Bagi semua orang rumah adalah tempat kita untuk pulang, tempat ternyaman , tempat dimana kita dapat mengeluarkan keluh kesal, tempat mengekspresikan diri. Namun tidak bagi Sandi! Baginya rumah adalah tempat yang sangat menakutkan.
"Ughh" Setelah mengumpulkan nyawanya, Ia melangkahkan kakinya, Mengambil handuk yang berada tak jauh dari ranjangnya. Kemudian menuju kamar mandi.
"Kringggg..." Bunyi deringan telepon membuat Sandi yang masih berusaha memasang bajunya, terpaksa berbalik menuju nakas untuk mengangkatnya.

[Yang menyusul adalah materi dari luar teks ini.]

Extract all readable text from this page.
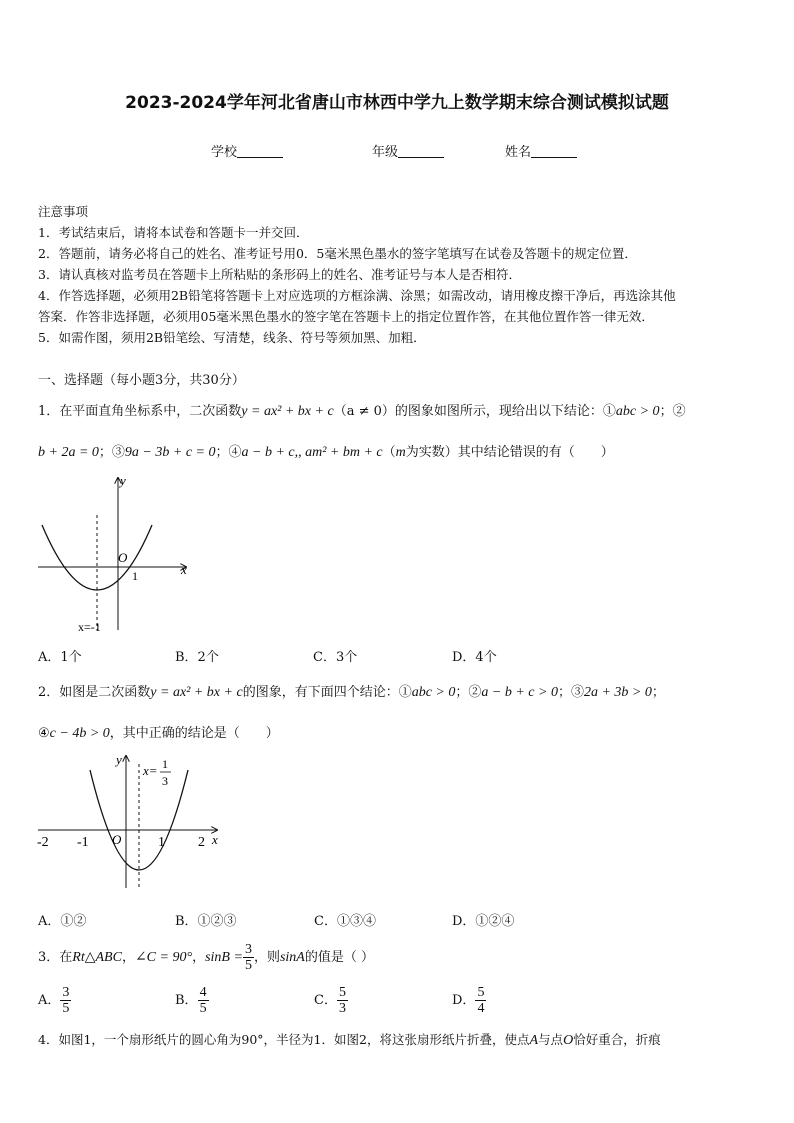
2023-2024学年河北省唐山市林西中学九上数学期末综合测试模拟试题
学校	年级	姓名
注意事项
1．考试结束后，请将本试卷和答题卡一并交回．
2．答题前，请务必将自己的姓名、准考证号用0．5毫米黑色墨水的签字笔填写在试卷及答题卡的规定位置．
3．请认真核对监考员在答题卡上所粘贴的条形码上的姓名、准考证号与本人是否相符．
4．作答选择题，必须用2B铅笔将答题卡上对应选项的方框涂满、涂黑；如需改动，请用橡皮擦干净后，再选涂其他
答案．作答非选择题，必须用05毫米黑色墨水的签字笔在答题卡上的指定位置作答，在其他位置作答一律无效．
5．如需作图，须用2B铅笔绘、写清楚，线条、符号等须加黑、加粗．
一、选择题（每小题3分，共30分）
1．在平面直角坐标系中，二次函数y = ax² + bx + c（a ≠ 0）的图象如图所示，现给出以下结论：①abc > 0；②
b + 2a = 0；③9a − 3b + c = 0；④a − b + c,, am² + bm + c（m为实数）其中结论错误的有（　　）
y
x
O
1
x=-1
A．1个	B．2个	C．3个	D．4个
2．如图是二次函数y = ax² + bx + c的图象，有下面四个结论：①abc > 0；②a − b + c > 0；③2a + 3b > 0；
④c − 4b > 0，其中正确的结论是（　　）
-2 -1 O	1 2 x
y
x= 1
3
A．①②	B．①②③	C．①③④	D．①②④
3．在Rt△ABC，∠C = 90°，$\sin B = \frac{3}{5}$ ，则sinA的值是（ ）
A． $\frac{3}{5}$	B． $\frac{4}{5}$	C． $\frac{5}{3}$	D． $\frac{5}{4}$
4．如图1，一个扇形纸片的圆心角为90°，半径为1．如图2，将这张扇形纸片折叠，使点A与点O恰好重合，折痕
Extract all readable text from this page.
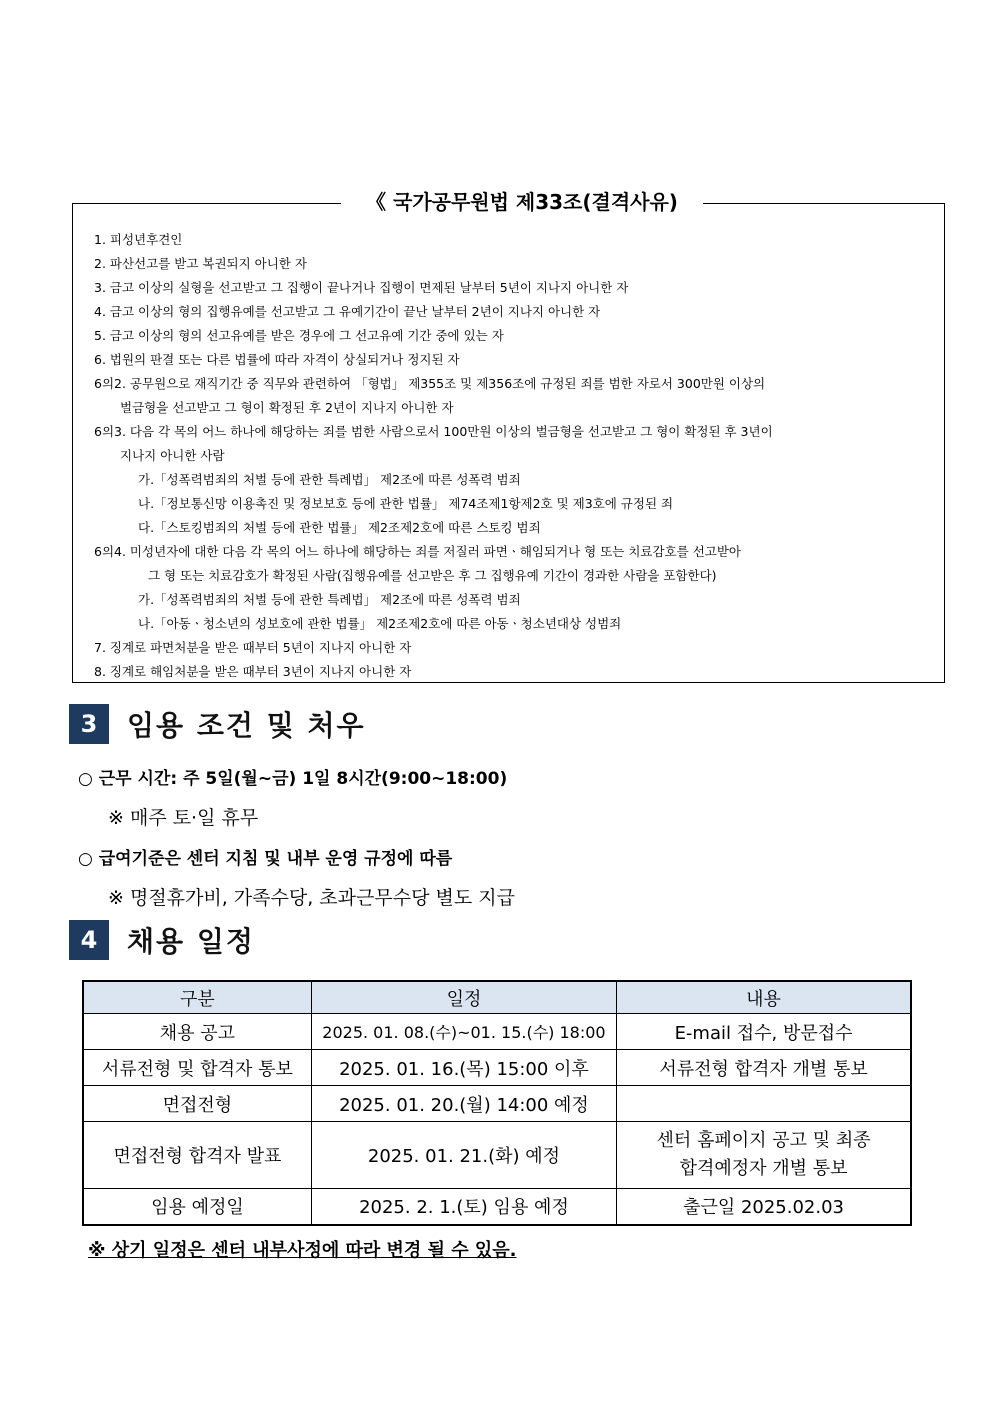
《 국가공무원법 제33조(결격사유)
1. 피성년후견인
2. 파산선고를 받고 복권되지 아니한 자
3. 금고 이상의 실형을 선고받고 그 집행이 끝나거나 집행이 면제된 날부터 5년이 지나지 아니한 자
4. 금고 이상의 형의 집행유예를 선고받고 그 유예기간이 끝난 날부터 2년이 지나지 아니한 자
5. 금고 이상의 형의 선고유예를 받은 경우에 그 선고유예 기간 중에 있는 자
6. 법원의 판결 또는 다른 법률에 따라 자격이 상실되거나 정지된 자
6의2. 공무원으로 재직기간 중 직무와 관련하여 「형법」 제355조 및 제356조에 규정된 죄를 범한 자로서 300만원 이상의
벌금형을 선고받고 그 형이 확정된 후 2년이 지나지 아니한 자
6의3. 다음 각 목의 어느 하나에 해당하는 죄를 범한 사람으로서 100만원 이상의 벌금형을 선고받고 그 형이 확정된 후 3년이
지나지 아니한 사람
가.「성폭력범죄의 처벌 등에 관한 특례법」 제2조에 따른 성폭력 범죄
나.「정보통신망 이용촉진 및 정보보호 등에 관한 법률」 제74조제1항제2호 및 제3호에 규정된 죄
다.「스토킹범죄의 처벌 등에 관한 법률」 제2조제2호에 따른 스토킹 범죄
6의4. 미성년자에 대한 다음 각 목의 어느 하나에 해당하는 죄를 저질러 파면ㆍ해임되거나 형 또는 치료감호를 선고받아
그 형 또는 치료감호가 확정된 사람(집행유예를 선고받은 후 그 집행유예 기간이 경과한 사람을 포함한다)
가.「성폭력범죄의 처벌 등에 관한 특례법」 제2조에 따른 성폭력 범죄
나.「아동ㆍ청소년의 성보호에 관한 법률」 제2조제2호에 따른 아동ㆍ청소년대상 성범죄
7. 징계로 파면처분을 받은 때부터 5년이 지나지 아니한 자
8. 징계로 해임처분을 받은 때부터 3년이 지나지 아니한 자
3	임용 조건 및 처우
○ 근무 시간: 주 5일(월~금) 1일 8시간(9:00~18:00)
※ 매주 토·일 휴무
○ 급여기준은 센터 지침 및 내부 운영 규정에 따름
※ 명절휴가비, 가족수당, 초과근무수당 별도 지급
4	채용 일정
구분	일정	내용
채용 공고	2025. 01. 08.(수)~01. 15.(수) 18:00	E-mail 접수, 방문접수
서류전형 및 합격자 통보	2025. 01. 16.(목) 15:00 이후	서류전형 합격자 개별 통보
면접전형	2025. 01. 20.(월) 14:00 예정	
면접전형 합격자 발표	2025. 01. 21.(화) 예정	센터 홈페이지 공고 및 최종
합격예정자 개별 통보
임용 예정일	2025. 2. 1.(토) 임용 예정	출근일 2025.02.03
※ 상기 일정은 센터 내부사정에 따라 변경 될 수 있음.
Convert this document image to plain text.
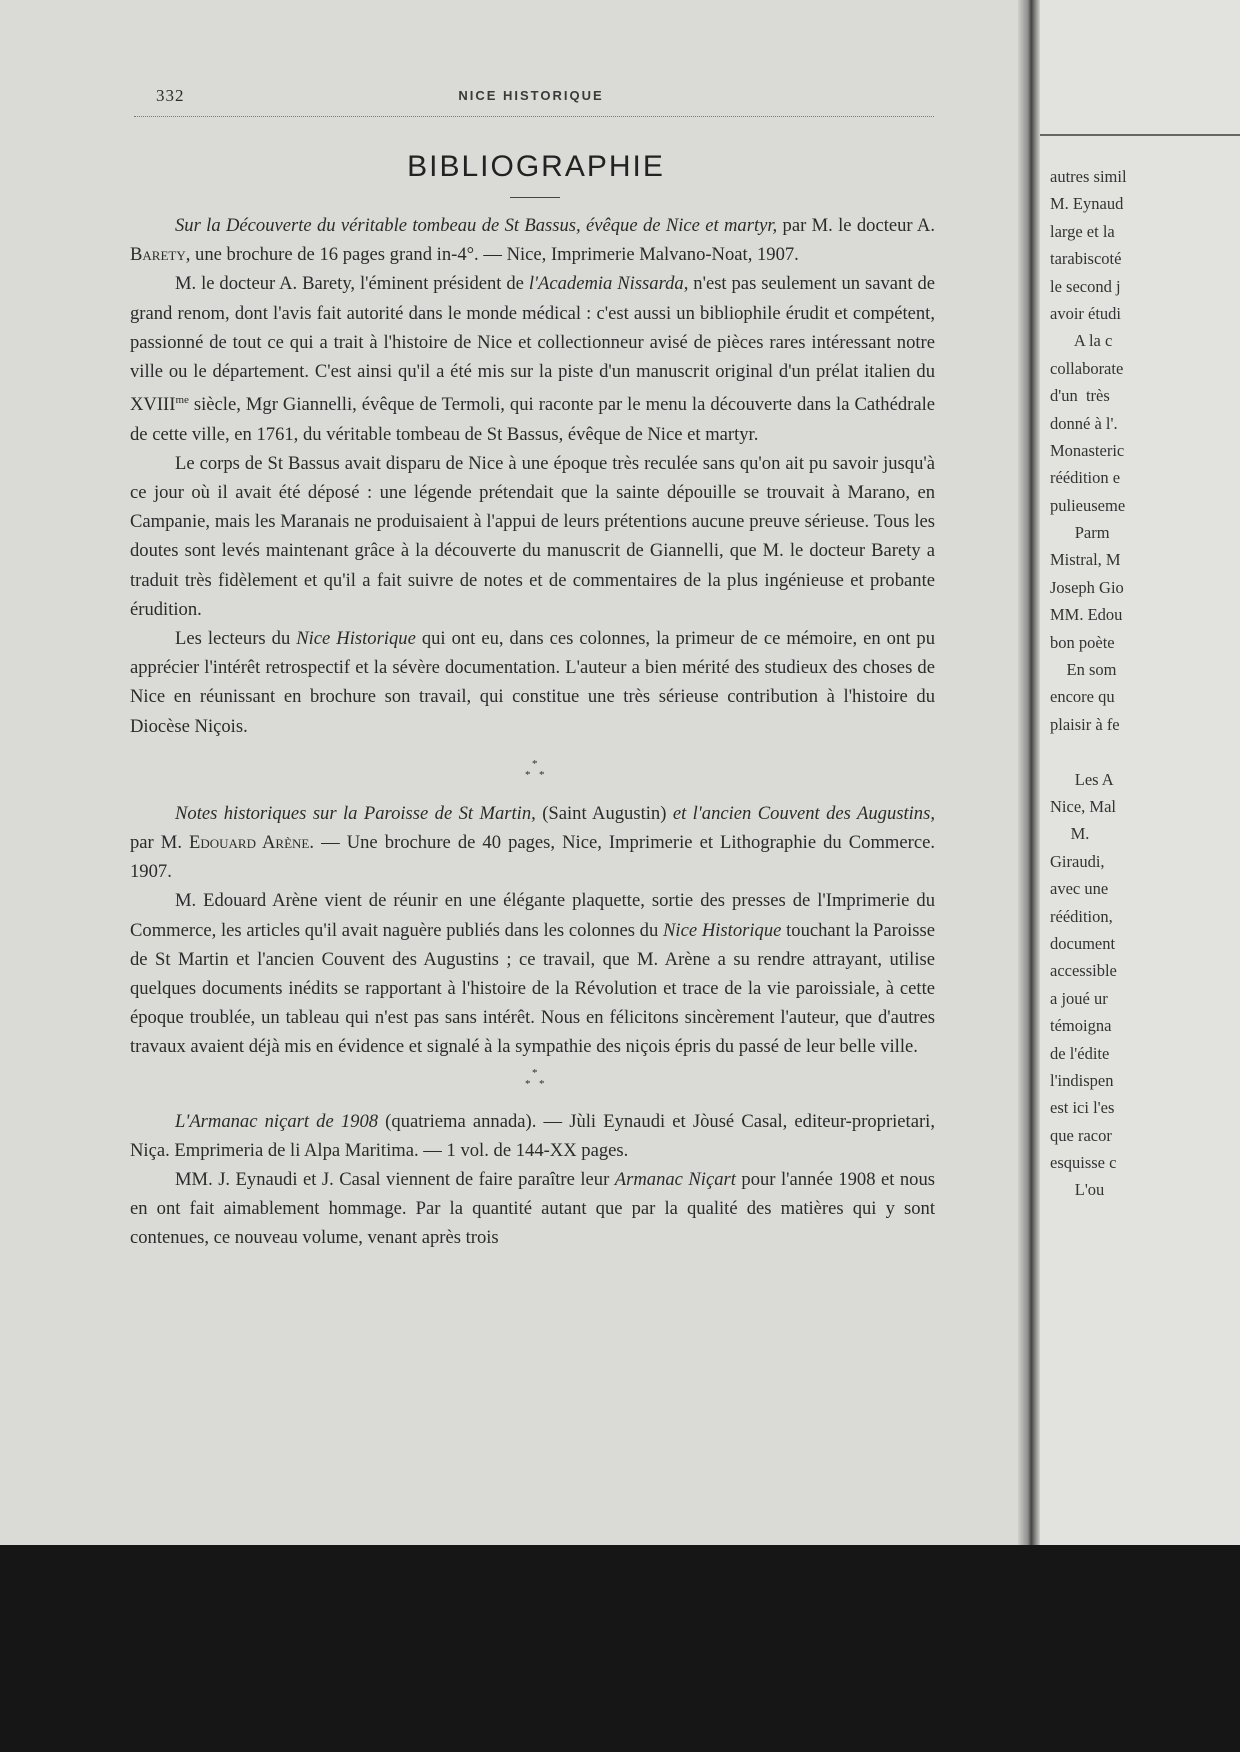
332	NICE HISTORIQUE
BIBLIOGRAPHIE

Sur la Découverte du véritable tombeau de St Bassus, évêque de Nice et martyr, par M. le docteur A. Barety, une brochure de 16 pages grand in-4°. — Nice, Imprimerie Malvano-Noat, 1907.

M. le docteur A. Barety, l'éminent président de l'Academia Nissarda, n'est pas seulement un savant de grand renom, dont l'avis fait autorité dans le monde médical : c'est aussi un bibliophile érudit et compétent, passionné de tout ce qui a trait à l'histoire de Nice et collectionneur avisé de pièces rares intéressant notre ville ou le département. C'est ainsi qu'il a été mis sur la piste d'un manuscrit original d'un prélat italien du $XVIII^{me}$ siècle, Mgr Giannelli, évêque de Termoli, qui raconte par le menu la découverte dans la Cathédrale de cette ville, en 1761, du véritable tombeau de St Bassus, évêque de Nice et martyr.

Le corps de St Bassus avait disparu de Nice à une époque très reculée sans qu'on ait pu savoir jusqu'à ce jour où il avait été déposé : une légende prétendait que la sainte dépouille se trouvait à Marano, en Campanie, mais les Maranais ne produisaient à l'appui de leurs prétentions aucune preuve sérieuse. Tous les doutes sont levés maintenant grâce à la découverte du manuscrit de Giannelli, que M. le docteur Barety a traduit très fidèlement et qu'il a fait suivre de notes et de commentaires de la plus ingénieuse et probante érudition.

Les lecteurs du Nice Historique qui ont eu, dans ces colonnes, la primeur de ce mémoire, en ont pu apprécier l'intérêt retrospectif et la sévère documentation. L'auteur a bien mérité des studieux des choses de Nice en réunissant en brochure son travail, qui constitue une très sérieuse contribution à l'histoire du Diocèse Niçois.

*
* *

Notes historiques sur la Paroisse de St Martin, (Saint Augustin) et l'ancien Couvent des Augustins, par M. Edouard Arène. — Une brochure de 40 pages, Nice, Imprimerie et Lithographie du Commerce. 1907.

M. Edouard Arène vient de réunir en une élégante plaquette, sortie des presses de l'Imprimerie du Commerce, les articles qu'il avait naguère publiés dans les colonnes du Nice Historique touchant la Paroisse de St Martin et l'ancien Couvent des Augustins ; ce travail, que M. Arène a su rendre attrayant, utilise quelques documents inédits se rapportant à l'histoire de la Révolution et trace de la vie paroissiale, à cette époque troublée, un tableau qui n'est pas sans intérêt. Nous en félicitons sincèrement l'auteur, que d'autres travaux avaient déjà mis en évidence et signalé à la sympathie des niçois épris du passé de leur belle ville.

*
* *

L'Armanac niçart de 1908 (quatriema annada). — Jùli Eynaudi et Jòusé Casal, editeur-proprietari, Niça. Emprimeria de li Alpa Maritima. — 1 vol. de 144-XX pages.

MM. J. Eynaudi et J. Casal viennent de faire paraître leur Armanac Niçart pour l'année 1908 et nous en ont fait aimablement hommage. Par la quantité autant que par la qualité des matières qui y sont contenues, ce nouveau volume, venant après trois

autres simil
M. Eynaud
large et la
tarabiscoté
le second j
avoir étudi
A la c
collaborate
d'un  très
donné à l'.
Monasteric
réédition e
pulieuseme
Parm
Mistral, M
Joseph Gio
MM. Edou
bon poète
En som
encore qu
plaisir à fe
Les A
Nice, Mal
M.
Giraudi,
avec une
réédition,
document
accessible
a joué ur
témoigna
de l'édite
l'indispen
est ici l'es
que racor
esquisse c
L'ou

" Ada apa?" Jawab Sandi sembari merapikan baju serta rambutnya.
"Gue cuman mau bilang, jangan lupa bawa gitar gue."
"Oke, ada lagi ngak? gue udah mau ke situ. Udah siap semua kan?"
"Ngak San, si Sinten ngak bisa gue hubungin. Lu jemput aja tuh anak!"
"Kok gue? Ke.." tuuttt, belum selesai sandi protes. Panggilannya terputus.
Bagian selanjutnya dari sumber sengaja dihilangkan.